Book Four. Distinctions 14 - 42
Fifteenth Distinction
Question One. Whether to Every Mortal Actual Sin there Correspond a Proper Satisfaction
I. To the Question
B. About Satisfaction Taken Properly and Strictly
3. Whether to Every Sin there Correspond its Proper Satisfaction

3. Whether to Every Sin there Correspond its Proper Satisfaction

46. From this I say about the third article [n.43] that to sins in their kind distinguished into three members, namely into sin of the flesh, sin of concupiscence of the eyes, and the pride of life [I John 2.16], there correspond by congruity proper satisfactions in their kind, namely: to the sin of the flesh corresponds fasting, or universally any pain of the flesh more directed to repressing such sin of the flesh (and under this I comprehend vigils, pilgrimages, rough clothing, nakedness, going barefoot, indeed universally any fatiguing labor). And to the sin of pride and the other spiritual sins there more appropriately corresponds prayer, which humbles the spirit before God and strengthens the spirit against spiritual sins. And to sins in temporal goods, as to avarice or any cupidity (as rape, theft, unjust removal), there corresponds more appropriately the giving away of alms. The reason for all these is because of the greater correspondence of the penalty to the crime, because “what a man sins in, in that will he also be punished” [Wisdom 11.17]. Such is the statement about this correspondence in general and by congruity.

47. But about the necessary or the congruous in special cases it is not so, because it is not possible for one of these penal works to fit someone who has sinned, however, with a sin to which by congruity such penalty or such satisfaction belongs, as to a pauper who has committed theft is almsgiving not fitting, and so on in other cases; and then, if contrition not suffice, the sin ought not to remain entirely unavenged.
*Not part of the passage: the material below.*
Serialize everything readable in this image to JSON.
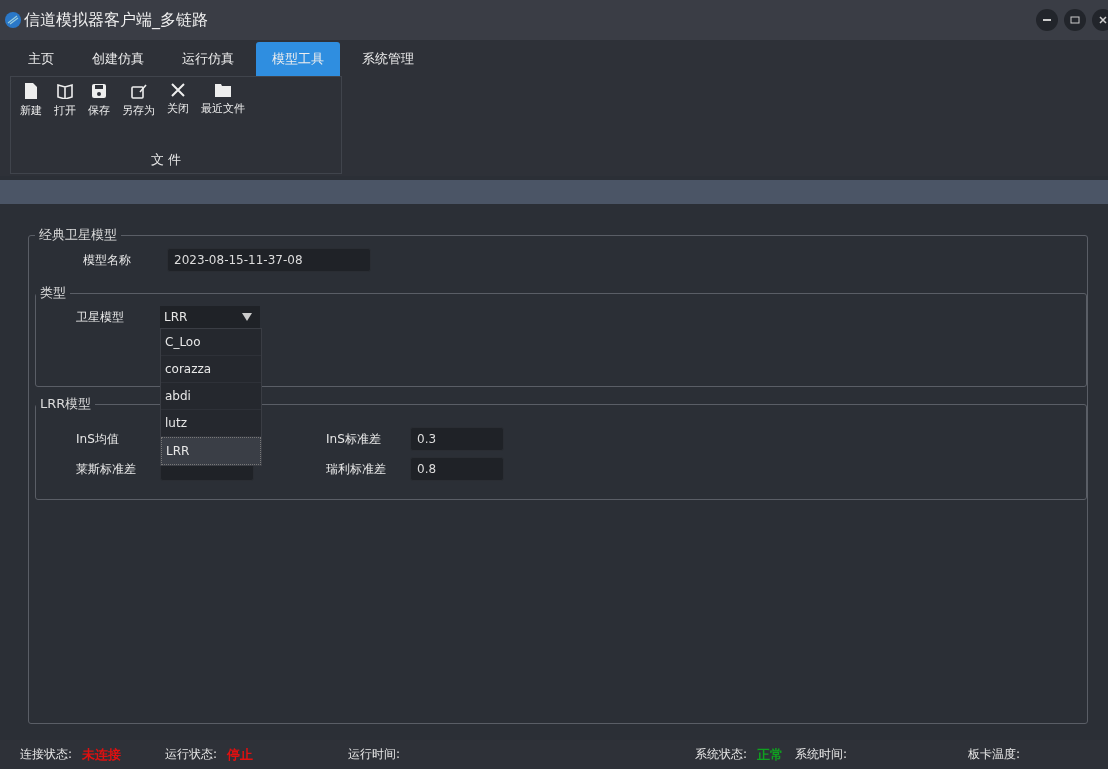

48. It is possible, then, and congruous to the moment, to impose as proper satisfaction on this sin something that yet is not proper to it with a universal correspondence by congruity; and for this is required the discretion of the priest, so that he not impose on anyone a penalty too inappropriate, but one that more agrees with him and that perhaps he will complete better.

49. For example, a pauper can neither give alms nor pray but must labor continually for his necessary sustenance; nor can he fast because then he would not be up to the labor necessary for continually acquiring his necessary sustenance. What then? The labor itself is for him a continuing fast, because it is a continuing pain of the flesh. He need only be induced to undergo that labor in remission for his sins, intending to refer it to this end, at least until the opportunity arises for him to pay some other satisfaction -and other things can be imposed as mildly and lightly as to be possible for him.

50. Likewise, a rich man who has fallen into a sin of the flesh, if he is so delicate that he not wish to fast or to undergo any notable pain, or it is presumed that, if it were imposed on him, he would quickly throw it off and would thus sin with a new sin - he is to be induced to prayer and almsgiving, and that thing is to be imposed on him which he receives gladly and which he is believed more perseveringly to fulfill. Or if he not wish to receive any penitence imposed on him by the priest, yet says he is displeased with the sin he has committed and has a firm purpose of not backsliding, he must be absolved and not dismissed, lest he fall into despair; and the penalty must be announced to him, the penalty that was to be done and imposed for his sins, and that he should, without imposition, study to fulfill it in itself or in its equivalent, otherwise he will pay it to the full in purgatory.

51. This mercy sufficiently accords with the prophecy about Christ that Matthew repeats [Matthew 12.20, from Isaiah 42.3], “The bruised reed he will not break, the smoking flax he will not quench.” The bruised reed is the sinner bruised with temptations and sins; the smoking flax is flax overly dank with sins, but having something of the fire of charity. He is quenched were he obligated by the harshness of the priest to a thing too difficult; but he will not be quenched if it is preached to him that he must either here or elsewhere pay the penalty, and that he should study to pay as much of the penalty here as is due for his sins, lest a harsher penalty be exacted elsewhere.